We’re using Gitlab Enterprise Edition version 11.10.4 . Our server setup is 1x master and 2x worker nodes (physical dedicated servers each).

Our master server runs pretty much everything, including a standalone postgres instance (e.g. installed directly on to the server, not part of the Gitlab setup) and our worker servers almost exclusively run sidekiq processes.

The setup is as follows (I wasn’t involved with this, so not sure why):

master -> sidekiq['concurrency'] = 9, no cluster/queue groups enabled
worker1 -> sidekiq['concurrency'] = 50, no cluster/queue groups enabled
worker2 -> sidekiq['concurrency'] = 50, queue groups enabled for various pipeline_processing: queues (0/2 on about ~5 different pipeline queues)

My three questions are as follows.

On the worker boxes, the BuildQueueWorker jobs take ~190 seconds each.
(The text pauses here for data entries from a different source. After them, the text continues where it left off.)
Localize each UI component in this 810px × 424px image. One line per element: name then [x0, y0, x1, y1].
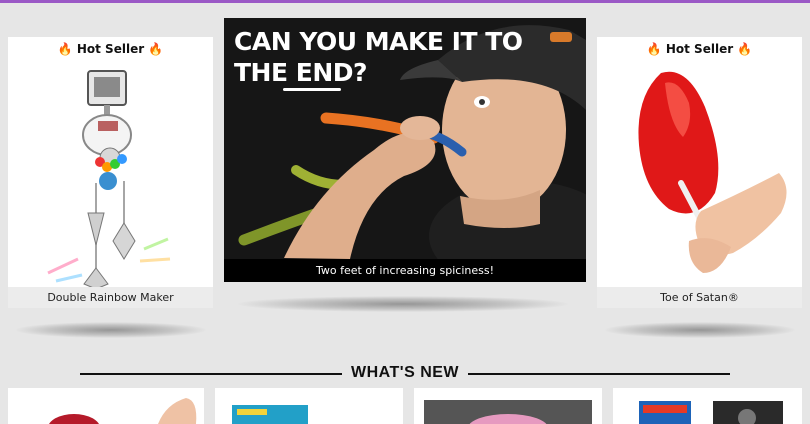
double-rainbow-maker-image[interactable] [38, 63, 188, 289]
card-shadow [605, 322, 795, 338]
new-product-image-4 [639, 401, 783, 424]
hero-headline-line2: THE END? [234, 57, 523, 88]
hero-underline [283, 88, 341, 91]
hero-banner-spicy-worm[interactable]: CAN YOU MAKE IT TO THE END? Two feet of … [224, 18, 586, 282]
card-shadow [16, 322, 206, 338]
new-product-tile-4[interactable] [613, 388, 802, 424]
hero-headline-end: END? [295, 58, 368, 87]
new-product-tile-1[interactable] [8, 388, 204, 424]
hot-seller-badge: 🔥 Hot Seller 🔥 [57, 42, 164, 56]
product-name[interactable]: Toe of Satan® [597, 287, 802, 308]
hero-headline: CAN YOU MAKE IT TO THE END? [234, 26, 523, 88]
hero-headline-the: THE [234, 58, 296, 87]
hot-seller-badge: 🔥 Hot Seller 🔥 [646, 42, 753, 56]
product-name[interactable]: Double Rainbow Maker [8, 287, 213, 308]
hero-headline-line1: CAN YOU MAKE IT TO [234, 27, 523, 56]
hero-shadow [238, 296, 568, 312]
toe-of-satan-image[interactable] [617, 63, 793, 285]
new-product-image-3 [424, 400, 592, 424]
product-card-double-rainbow-maker[interactable]: 🔥 Hot Seller 🔥 Double Rainbow Maker [8, 37, 213, 308]
whats-new-heading: WHAT'S NEW [0, 362, 810, 384]
product-card-toe-of-satan[interactable]: 🔥 Hot Seller 🔥 Toe of Satan® [597, 37, 802, 308]
new-product-image-1 [49, 398, 197, 424]
new-product-tile-2[interactable] [215, 388, 403, 424]
new-product-tile-3[interactable] [414, 388, 602, 424]
top-accent-bar [0, 0, 810, 3]
hero-caption[interactable]: Two feet of increasing spiciness! [224, 259, 586, 282]
heading-rule-right [468, 373, 730, 375]
new-product-image-2 [232, 405, 308, 424]
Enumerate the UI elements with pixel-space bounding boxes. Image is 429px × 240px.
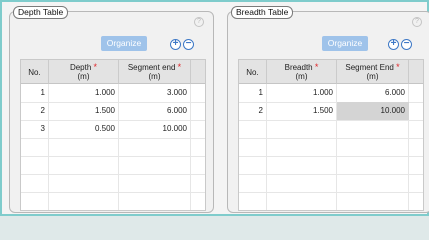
column-unit: (m) xyxy=(366,72,379,81)
help-icon[interactable]: ? xyxy=(194,17,204,27)
grid-row-line xyxy=(21,192,205,193)
breadth-table-grid: No. Breadth * (m) Segment End * (m) 1 1.… xyxy=(238,59,424,211)
grid-row-line xyxy=(21,138,205,139)
required-marker: * xyxy=(396,62,400,72)
depth-table-grid: No. Depth * (m) Segment end * (m) 1 1.00… xyxy=(20,59,206,211)
cell-row-number: 3 xyxy=(40,124,45,133)
column-header-segment-end[interactable]: Segment end * (m) xyxy=(119,60,191,84)
remove-row-icon[interactable]: − xyxy=(183,39,194,50)
cell-depth[interactable]: 1.500 xyxy=(49,102,119,120)
cell-segment-end[interactable]: 3.000 xyxy=(119,84,191,102)
required-marker: * xyxy=(93,62,98,72)
remove-row-icon[interactable]: − xyxy=(401,39,412,50)
column-header-segment-end[interactable]: Segment End * (m) xyxy=(337,60,409,84)
grid-row-line xyxy=(239,192,423,193)
cell-depth[interactable]: 1.000 xyxy=(49,84,119,102)
cell-row-number: 2 xyxy=(40,106,45,115)
panel-title: Breadth Table xyxy=(231,6,294,19)
cell-row-number: 2 xyxy=(258,106,263,115)
column-header-filler xyxy=(409,60,423,84)
column-unit: (m) xyxy=(77,72,90,81)
help-icon[interactable]: ? xyxy=(412,17,422,27)
cell-breadth[interactable]: 1.500 xyxy=(267,102,337,120)
grid-row-line xyxy=(239,156,423,157)
column-label: Segment end xyxy=(127,63,176,72)
grid-row-line xyxy=(21,174,205,175)
grid-row-line xyxy=(239,120,423,121)
column-unit: (m) xyxy=(148,72,161,81)
organize-button[interactable]: Organize xyxy=(322,36,368,51)
grid-row-line xyxy=(21,156,205,157)
add-row-icon[interactable]: + xyxy=(388,39,399,50)
cell-segment-end-selected[interactable]: 10.000 xyxy=(337,102,409,120)
add-row-icon[interactable]: + xyxy=(170,39,181,50)
required-marker: * xyxy=(314,62,319,72)
column-header-filler xyxy=(191,60,205,84)
cell-depth[interactable]: 0.500 xyxy=(49,120,119,138)
grid-row-line xyxy=(239,174,423,175)
grid-row-line xyxy=(239,138,423,139)
required-marker: * xyxy=(177,62,182,72)
cell-row-number: 1 xyxy=(258,88,263,97)
column-label: Segment End xyxy=(345,63,394,72)
cell-row-number: 1 xyxy=(40,88,45,97)
column-header-depth[interactable]: Depth * (m) xyxy=(49,60,119,84)
organize-button[interactable]: Organize xyxy=(101,36,147,51)
column-unit: (m) xyxy=(295,72,308,81)
depth-table-panel: Depth Table ? Organize + − No. Depth * (… xyxy=(9,6,214,213)
breadth-table-panel: Breadth Table ? Organize + − No. Breadth… xyxy=(227,6,429,213)
cell-segment-end[interactable]: 6.000 xyxy=(337,84,409,102)
cell-breadth[interactable]: 1.000 xyxy=(267,84,337,102)
column-header-no: No. xyxy=(21,60,49,84)
column-header-no: No. xyxy=(239,60,267,84)
column-header-breadth[interactable]: Breadth * (m) xyxy=(267,60,337,84)
column-label: Breadth xyxy=(284,63,313,72)
column-label: Depth xyxy=(69,63,92,72)
cell-segment-end[interactable]: 10.000 xyxy=(119,120,191,138)
cell-segment-end[interactable]: 6.000 xyxy=(119,102,191,120)
dialog-root: Depth Table ? Organize + − No. Depth * (… xyxy=(0,0,429,216)
panel-title: Depth Table xyxy=(13,6,69,19)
On our master server, these jobs take <20 seconds.

What could be causing this slowness? Is it because PostGres is on localhost on the master server perhaps?

Occasionally we’re seeing PostReceive and UpdateMergeRequest jobs becoming stuck (on all 3 servers). If I then investigate PostGres locks, there are loads of blocked locks for queries involving the relname of internal_ids. If I kill these locks (SELECT the pid from these queries, then kill them with xargs), the jobs start flowing again.

When this happens, all other jobs stop processing - regardless of whether they’re on worker or master.

Is there a way to stop this from happening?

The jobs that we see most often are BuildHooksWorker, ArchiveTraceWorker and ExpireJobCacheWorker (all quick - 0.1xx seconds), then the aforementioned UpdateMergeRequest, PostReceive (both very slow, as mentioned) and finally PipelineUpdateWorker and BuildQueueWorker (both reasonably slow, the latter as per my first question).

Given that we’ve got 3 separate workers, is there a way I should be tuning our setup for the purpose of improving the burndown on these jobs? Would it make sense for example to have 1 of each of those “categories” of queue on each server? E.g. BuildHooksWorker -> master, ArchiveTraceWorker -> worker1 etc?

Many thanks